EstudianteResultado Response Object

All student read endpoints and POST /api/estudiantes return a single EstudianteResultado object (or an array of them for GET /api/estudiantes).
id
string
required
Unique student identifier in EST-NNN format. Example: "EST-007".
nombre
string
required
Full name of the student. Example: "Lucía Benites Ríos".
grado
string
required
School grade. Example: "5to de secundaria".
nivel_riesgo
string
required
Risk classification emoji. One of four values:
ValueMeaning
🟢Low risk — all indicators are within acceptable thresholds.
🟡Medium risk — one or more indicators are borderline.
🔴High risk — critical indicators detected; intervention recommended.

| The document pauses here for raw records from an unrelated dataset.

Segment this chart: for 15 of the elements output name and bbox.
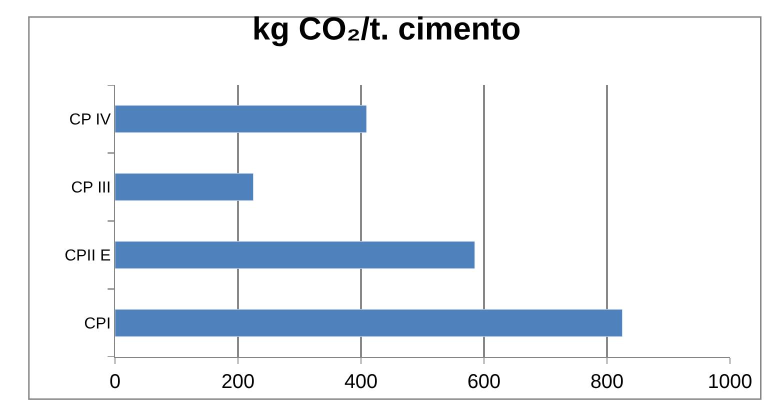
bar — [115, 309, 623, 337]
y-tick-label: CPII E — [64, 248, 111, 265]
x-tick-label: 400 — [344, 371, 378, 393]
y-tick-label: CP IV — [69, 112, 112, 129]
x-tick-label: 0 — [109, 371, 121, 393]
y-tick-label: CP III — [71, 180, 111, 197]
chart-title: kg CO₂/t. cimento — [252, 10, 521, 47]
x-tick-label: 200 — [221, 371, 255, 393]
x-tick-label: 1000 — [708, 371, 752, 393]
x-tick-label: 800 — [590, 371, 624, 393]
bar — [115, 173, 254, 201]
y-tick-label: CPI — [84, 316, 111, 333]
bar — [115, 105, 367, 133]
x-tick-label: 600 — [467, 371, 501, 393]
bar — [115, 241, 476, 269]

Insufficient data — too many variables are missing to classify.
motivos
string[]
required
Ordered list of rule-based reasons that contributed to the risk classification. Each entry is a human-readable string. Example: ["Asistencia crítica (60%)", "Promedio reprobatorio (9.5)", "Participación baja"]. Empty array [] when risk is low or data is insufficient.
variables_faltantes
string[]
required
List of data fields that were null or missing at classification time. Example: ["asistencia_pct", "participacion"]. Used to prompt data-entry staff to complete student records.
explicacion
string | null
Plain-language AI-generated explanation of the student’s risk situation, tailored to their specific indicators and context. null when origen_ia is "error_sin_cache" or "no_aplica".
recomendacion
string | null
AI-generated actionable recommendation for the school or tutor. null under the same conditions as explicacion.
origen_ia
string
required
Source of the AI explanation. See the origen_ia reference in the overview for the full value table. One of: "vivo", "fallback", "error_sin_cache", "no_aplica".
asistencia_pct
float | null
Attendance percentage (0–100) as stored in the dataset. Passed through from the raw record — not re-computed by the API.
notas_promedio
float | null
Grade point average on the 0–20 vigesimal scale. null if no grades were recorded.
participacion
string | null
Classroom participation level: "alta", "media", or "baja". null if not recorded.
lengua_materna
string | null
Student’s native language. Typically "castellano" or "quechua".
observaciones
string | null
Free-text observations from the tutor. null when no notes have been entered.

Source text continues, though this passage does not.